Conducendo una revisione sull’argomento il dottor Tuck Ngun, biologo molecolare che studia la genetica dell’identità e del comportamento di genere all’Università di Los Angeles, ha elencato 51 studi che mostrano differenze tra maschi e femmine nei tratti cognitivi, comportamentali, nel gioco, nel linguaggio e nell’aggressività. Differenze che possono non essere colte da uno studio solamente neuroanatomico, ma privo di qualsiasi valutazione neurofunzionale, come quello in questione.

gender_ideologia-del-gender_cambiamento-di-sesso_omofobiaCome scrive su The Scientist la professoressa Margaret McCarthy, capo del dipartimento di farmacologia all’Università di Baltimora, “il cervello non è un organo unitario come il fegato o il rene, ma una composizione di molteplici gruppi di cellule indipendenti e tuttavia interattivi soggetti a fattori sia interni che esterni. Questo è abbondantemente vero per la modulazione ormonale [...] come risultato è letteralmente impossibile per il cervello assumere un’uniforme ‘maschilità’ e ‘femminilità’. Il cervello è piuttosto un mix di gradi relativi di mascolinizzazione in alcune aree e femminilizzazione in altre. In media ci sono aree che sono più fortemente femminilizzate nelle donne e altre che sono più fortemente virilizzate in un uomo, ma le medie non sono mai predittive del profilo individuale“. La differenza maschio/femmina, seppure quantitativamente superiore rispetto alla variabilità tra individui appartenenti al medesimo sesso, in termini assoluti è comunque contenuta. “È come se qualcosa spingesse i cervelli dei sessi a separarsi ed allo stesso tempo li tenesse insieme“, ha aggiunto la professoressa McCarthy.

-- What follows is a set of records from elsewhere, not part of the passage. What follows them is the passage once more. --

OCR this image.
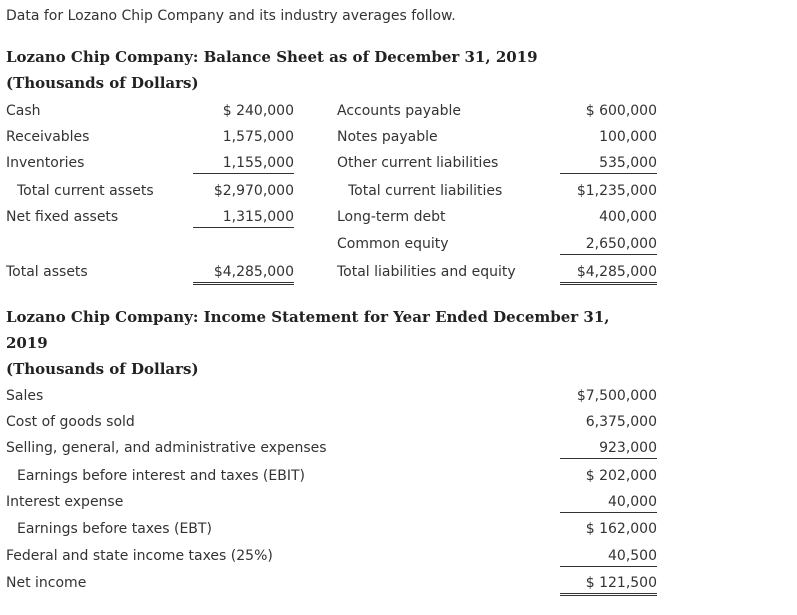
Data for Lozano Chip Company and its industry averages follow.
Lozano Chip Company: Balance Sheet as of December 31, 2019
(Thousands of Dollars)
Cash
Receivables
Inventories
Total current assets
Net fixed assets
Total assets
$ 240,000
1,575,000
1,155,000
$2,970,000
1,315,000
$4,285,000
Accounts payable
Notes payable
Other current liabilities
Total current liabilities
Long-term debt
Common equity
Total liabilities and equity
$ 600,000
100,000
535,000
$1,235,000
400,000
2,650,000
$4,285,000
Lozano Chip Company: Income Statement for Year Ended December 31,
2019
(Thousands of Dollars)
Sales
Cost of goods sold
Selling, general, and administrative expenses
Earnings before interest and taxes (EBIT)
Interest expense
Earnings before taxes (EBT)
Federal and state income taxes (25%)
Net income
$7,500,000
6,375,000
923,000
$ 202,000
40,000
$ 162,000
40,500
$ 121,500
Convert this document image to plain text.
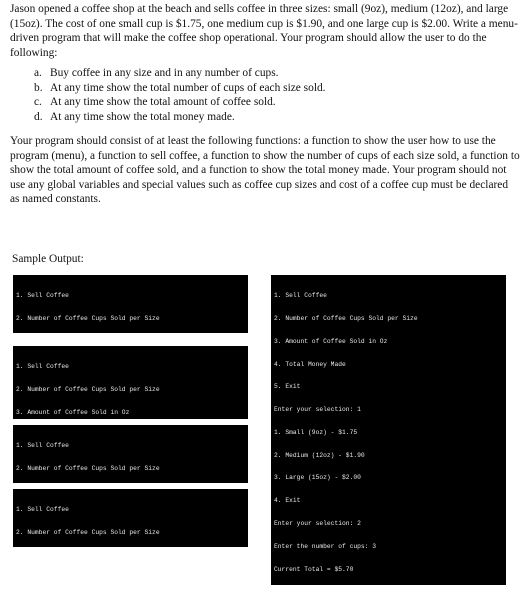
Jason opened a coffee shop at the beach and sells coffee in three sizes: small (9oz), medium (12oz), and large (15oz). The cost of one small cup is $1.75, one medium cup is $1.90, and one large cup is $2.00. Write a menu-driven program that will make the coffee shop operational. Your program should allow the user to do the following:

a. Buy coffee in any size and in any number of cups.
b. At any time show the total number of cups of each size sold.
c. At any time show the total amount of coffee sold.
d. At any time show the total money made.

Your program should consist of at least the following functions: a function to show the user how to use the program (menu), a function to sell coffee, a function to show the number of cups of each size sold, a function to show the total amount of coffee sold, and a function to show the total money made. Your program should not use any global variables and special values such as coffee cup sizes and cost of a coffee cup must be declared as named constants.

Sample Output:

1. Sell Coffee

2. Number of Coffee Cups Sold per Size

1. Sell Coffee

2. Number of Coffee Cups Sold per Size

3. Amount of Coffee Sold in Oz

1. Sell Coffee

2. Number of Coffee Cups Sold per Size

1. Sell Coffee

2. Number of Coffee Cups Sold per Size

1. Sell Coffee

2. Number of Coffee Cups Sold per Size

3. Amount of Coffee Sold in Oz

4. Total Money Made

5. Exit

Enter your selection: 1

1. Small (9oz) - $1.75

2. Medium (12oz) - $1.90

3. Large (15oz) - $2.00

4. Exit

Enter your selection: 2

Enter the number of cups: 3

Current Total = $5.70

I biologi evoluzionisti interpretano questi dati come una forma di canalizzazione idonea a resistere meglio agli stimoli. “Durante la vita embrionale e nelle prime settimane dopo la nascita molti tratti sessuali sono canalizzati assicurandosi che i maschi stiano in un canale e le femmine stiano in un canale, assicurandosi che i canali non emergano e crescano troppo distanti tra loro“. Nessuna sorpresa che gli stimoli ambientali possano rappresentare un canale importante, ma questo, lungi da essere di per sé problematico, accresce il senso di responsabilità che deve animare i soggetti impegnati nei processi educativi ed impone loro di astenersi dalla manipolazione sperimentale ed ideologica attuata su minori che non mostrano alcuna disfunzione nello sviluppo della propria identità e nei comportamenti.